Days with unrealistic estimates of GPP and ER (negative GPP and positive ER) were removed from the final dataset (N=80 days with negative GPP and 17 days with positive ER) and were not used in any subsequent analyses. We also removed 67 days with unrealistically low estimates of K for a given discharge. Some sites had many more instances of unrealistic K estimates that affected site standard deviations (e.g., the coefficient of variation for K/discharge among sites ranged from 0.3 to 3), so we were unable to apply a consistent cut-off (e.g., using a z-score of greater than 2) across sites. Instead, we identified outlier days by visually inspecting timeseries of K, discharge, and discharge/K. This resulted in a total of 1085 valid days among all sites (Table 1).

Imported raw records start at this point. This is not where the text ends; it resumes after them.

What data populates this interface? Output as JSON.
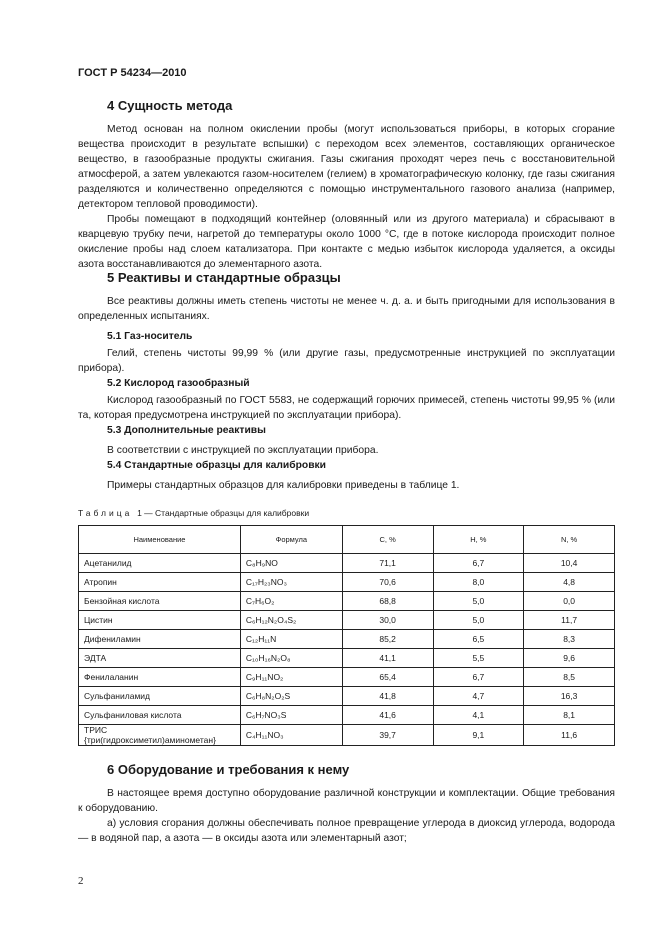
{
  "header": "ГОСТ Р 54234—2010",
  "s4": {
    "title": "4  Сущность метода",
    "p": [
      "Метод основан на полном окислении пробы (могут использоваться приборы, в которых сгорание вещества происходит в результате вспышки) с переходом всех элементов, составляющих органическое вещество, в газообразные продукты сжигания. Газы сжигания проходят через печь с восстановительной атмосферой, а затем увлекаются газом-носителем (гелием) в хроматографическую колонку, где газы сжигания разделяются и количественно определяются с помощью инструментального газового анализа (например, детектором тепловой проводимости).",
      "Пробы помещают в подходящий контейнер (оловянный или из другого материала) и сбрасывают в кварцевую трубку печи, нагретой до температуры около 1000 °С, где в потоке кислорода происходит полное окисление пробы над слоем катализатора. При контакте с медью избыток кислорода удаляется, а оксиды азота восстанавливаются до элементарного азота."
    ]
  },
  "s5": {
    "title": "5  Реактивы и стандартные образцы",
    "p": "Все реактивы должны иметь степень чистоты не менее ч. д. а. и быть пригодными для использования в определенных испытаниях.",
    "s51": {
      "title": "5.1  Газ-носитель",
      "p": "Гелий, степень чистоты 99,99 % (или другие газы, предусмотренные инструкцией по эксплуатации прибора)."
    },
    "s52": {
      "title": "5.2  Кислород газообразный",
      "p": "Кислород газообразный по ГОСТ 5583, не содержащий горючих примесей, степень чистоты 99,95 % (или та, которая предусмотрена инструкцией по эксплуатации прибора)."
    },
    "s53": {
      "title": "5.3  Дополнительные реактивы",
      "p": "В соответствии с инструкцией по эксплуатации прибора."
    },
    "s54": {
      "title": "5.4  Стандартные образцы для калибровки",
      "p": "Примеры стандартных образцов для калибровки приведены в таблице 1."
    }
  },
  "table": {
    "label": "Таблица",
    "caption": "1 — Стандартные образцы для калибровки",
    "headers": [
      "Наименование",
      "Формула",
      "С, %",
      "Н, %",
      "N, %"
    ],
    "rows": [
      [
        "Ацетанилид",
        "C₈H₉NO",
        "71,1",
        "6,7",
        "10,4"
      ],
      [
        "Атропин",
        "C₁₇H₂₃NO₃",
        "70,6",
        "8,0",
        "4,8"
      ],
      [
        "Бензойная кислота",
        "C₇H₆O₂",
        "68,8",
        "5,0",
        "0,0"
      ],
      [
        "Цистин",
        "C₆H₁₂N₂O₄S₂",
        "30,0",
        "5,0",
        "11,7"
      ],
      [
        "Дифениламин",
        "C₁₂H₁₁N",
        "85,2",
        "6,5",
        "8,3"
      ],
      [
        "ЭДТА",
        "C₁₀H₁₆N₂O₈",
        "41,1",
        "5,5",
        "9,6"
      ],
      [
        "Фенилаланин",
        "C₉H₁₁NO₂",
        "65,4",
        "6,7",
        "8,5"
      ],
      [
        "Сульфаниламид",
        "C₆H₈N₂O₂S",
        "41,8",
        "4,7",
        "16,3"
      ],
      [
        "Сульфаниловая кислота",
        "C₆H₇NO₃S",
        "41,6",
        "4,1",
        "8,1"
      ],
      [
        "ТРИС {три(гидроксиметил)аминометан}",
        "C₄H₁₁NO₃",
        "39,7",
        "9,1",
        "11,6"
      ]
    ]
  },
  "s6": {
    "title": "6  Оборудование и требования к нему",
    "p": [
      "В настоящее время доступно оборудование различной конструкции и комплектации. Общие требования к оборудованию.",
      "а) условия сгорания должны обеспечивать полное превращение углерода в диоксид углерода, водорода — в водяной пар, а азота — в оксиды азота или элементарный азот;"
    ]
  },
  "page_number": "2"
}
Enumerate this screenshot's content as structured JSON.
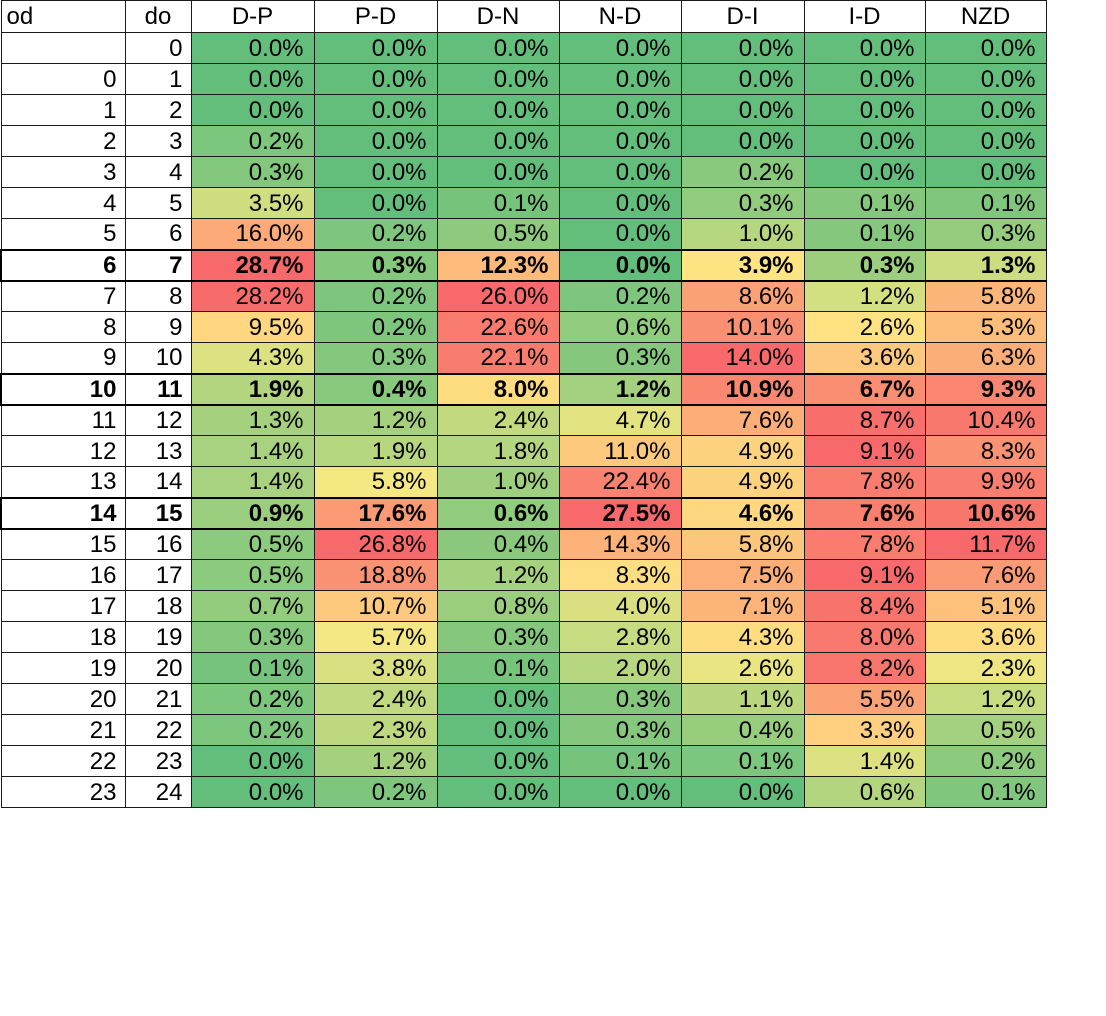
{
  "chart_data": {
    "type": "heatmap",
    "columns": [
      "od",
      "do",
      "D-P",
      "P-D",
      "D-N",
      "N-D",
      "D-I",
      "I-D",
      "NZD"
    ],
    "color_scale": {
      "low": "#63be7b",
      "mid": "#ffeb84",
      "high": "#f8696b"
    },
    "bold_rows": [
      7,
      11,
      15
    ],
    "rows": [
      {
        "od": "",
        "do": "0",
        "values": [
          "0.0%",
          "0.0%",
          "0.0%",
          "0.0%",
          "0.0%",
          "0.0%",
          "0.0%"
        ]
      },
      {
        "od": "0",
        "do": "1",
        "values": [
          "0.0%",
          "0.0%",
          "0.0%",
          "0.0%",
          "0.0%",
          "0.0%",
          "0.0%"
        ]
      },
      {
        "od": "1",
        "do": "2",
        "values": [
          "0.0%",
          "0.0%",
          "0.0%",
          "0.0%",
          "0.0%",
          "0.0%",
          "0.0%"
        ]
      },
      {
        "od": "2",
        "do": "3",
        "values": [
          "0.2%",
          "0.0%",
          "0.0%",
          "0.0%",
          "0.0%",
          "0.0%",
          "0.0%"
        ]
      },
      {
        "od": "3",
        "do": "4",
        "values": [
          "0.3%",
          "0.0%",
          "0.0%",
          "0.0%",
          "0.2%",
          "0.0%",
          "0.0%"
        ]
      },
      {
        "od": "4",
        "do": "5",
        "values": [
          "3.5%",
          "0.0%",
          "0.1%",
          "0.0%",
          "0.3%",
          "0.1%",
          "0.1%"
        ]
      },
      {
        "od": "5",
        "do": "6",
        "values": [
          "16.0%",
          "0.2%",
          "0.5%",
          "0.0%",
          "1.0%",
          "0.1%",
          "0.3%"
        ]
      },
      {
        "od": "6",
        "do": "7",
        "values": [
          "28.7%",
          "0.3%",
          "12.3%",
          "0.0%",
          "3.9%",
          "0.3%",
          "1.3%"
        ]
      },
      {
        "od": "7",
        "do": "8",
        "values": [
          "28.2%",
          "0.2%",
          "26.0%",
          "0.2%",
          "8.6%",
          "1.2%",
          "5.8%"
        ]
      },
      {
        "od": "8",
        "do": "9",
        "values": [
          "9.5%",
          "0.2%",
          "22.6%",
          "0.6%",
          "10.1%",
          "2.6%",
          "5.3%"
        ]
      },
      {
        "od": "9",
        "do": "10",
        "values": [
          "4.3%",
          "0.3%",
          "22.1%",
          "0.3%",
          "14.0%",
          "3.6%",
          "6.3%"
        ]
      },
      {
        "od": "10",
        "do": "11",
        "values": [
          "1.9%",
          "0.4%",
          "8.0%",
          "1.2%",
          "10.9%",
          "6.7%",
          "9.3%"
        ]
      },
      {
        "od": "11",
        "do": "12",
        "values": [
          "1.3%",
          "1.2%",
          "2.4%",
          "4.7%",
          "7.6%",
          "8.7%",
          "10.4%"
        ]
      },
      {
        "od": "12",
        "do": "13",
        "values": [
          "1.4%",
          "1.9%",
          "1.8%",
          "11.0%",
          "4.9%",
          "9.1%",
          "8.3%"
        ]
      },
      {
        "od": "13",
        "do": "14",
        "values": [
          "1.4%",
          "5.8%",
          "1.0%",
          "22.4%",
          "4.9%",
          "7.8%",
          "9.9%"
        ]
      },
      {
        "od": "14",
        "do": "15",
        "values": [
          "0.9%",
          "17.6%",
          "0.6%",
          "27.5%",
          "4.6%",
          "7.6%",
          "10.6%"
        ]
      },
      {
        "od": "15",
        "do": "16",
        "values": [
          "0.5%",
          "26.8%",
          "0.4%",
          "14.3%",
          "5.8%",
          "7.8%",
          "11.7%"
        ]
      },
      {
        "od": "16",
        "do": "17",
        "values": [
          "0.5%",
          "18.8%",
          "1.2%",
          "8.3%",
          "7.5%",
          "9.1%",
          "7.6%"
        ]
      },
      {
        "od": "17",
        "do": "18",
        "values": [
          "0.7%",
          "10.7%",
          "0.8%",
          "4.0%",
          "7.1%",
          "8.4%",
          "5.1%"
        ]
      },
      {
        "od": "18",
        "do": "19",
        "values": [
          "0.3%",
          "5.7%",
          "0.3%",
          "2.8%",
          "4.3%",
          "8.0%",
          "3.6%"
        ]
      },
      {
        "od": "19",
        "do": "20",
        "values": [
          "0.1%",
          "3.8%",
          "0.1%",
          "2.0%",
          "2.6%",
          "8.2%",
          "2.3%"
        ]
      },
      {
        "od": "20",
        "do": "21",
        "values": [
          "0.2%",
          "2.4%",
          "0.0%",
          "0.3%",
          "1.1%",
          "5.5%",
          "1.2%"
        ]
      },
      {
        "od": "21",
        "do": "22",
        "values": [
          "0.2%",
          "2.3%",
          "0.0%",
          "0.3%",
          "0.4%",
          "3.3%",
          "0.5%"
        ]
      },
      {
        "od": "22",
        "do": "23",
        "values": [
          "0.0%",
          "1.2%",
          "0.0%",
          "0.1%",
          "0.1%",
          "1.4%",
          "0.2%"
        ]
      },
      {
        "od": "23",
        "do": "24",
        "values": [
          "0.0%",
          "0.2%",
          "0.0%",
          "0.0%",
          "0.0%",
          "0.6%",
          "0.1%"
        ]
      }
    ]
  }
}
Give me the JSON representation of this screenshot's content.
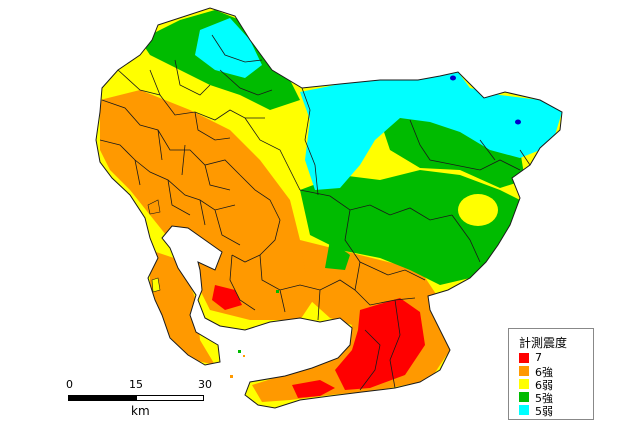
{
  "legend": {
    "title": "計測震度",
    "items": [
      {
        "label": "7",
        "color": "#ff0000"
      },
      {
        "label": "6強",
        "color": "#ff9900"
      },
      {
        "label": "6弱",
        "color": "#ffff00"
      },
      {
        "label": "5強",
        "color": "#00bb00"
      },
      {
        "label": "5弱",
        "color": "#00ffff"
      }
    ]
  },
  "scale": {
    "ticks": [
      "0",
      "15",
      "30"
    ],
    "unit": "km"
  },
  "colors": {
    "intensity_7": "#ff0000",
    "intensity_6_upper": "#ff9900",
    "intensity_6_lower": "#ffff00",
    "intensity_5_upper": "#00bb00",
    "intensity_5_lower": "#00ffff",
    "water": "#0000cc",
    "boundary": "#1a1a1a"
  }
}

To evaluate the spatial independence of metabolism estimates among sites, we estimated 50% and 80% turnover lengths of O2 using modeled K600 and velocity calculated from discharge-velocity relationships. Using a 50% turnover length (0.7KO2/V), there were 648 instances of non-independence between adjacent sites (60% of modeled days). Using the more conservative 80% turnover length (1.61KO2/V), there were 892 instances of non-independence between adjacent sites, or 82% of our modeled days. Using an 80% turnover length, Site 2 overlapped with Site 6, but not with any upstream sites. Sites 6, 8, 9, and 10 overlapped for nearly all modeled days. Site 15 was most independent from Site 9 (38% overlapping days). Overlap varied among adjacent site pairs, with overlap on most days for Sites 6, 8, and 9, but less frequent overlap with adjacent upstream sites for Sites 2 and 10.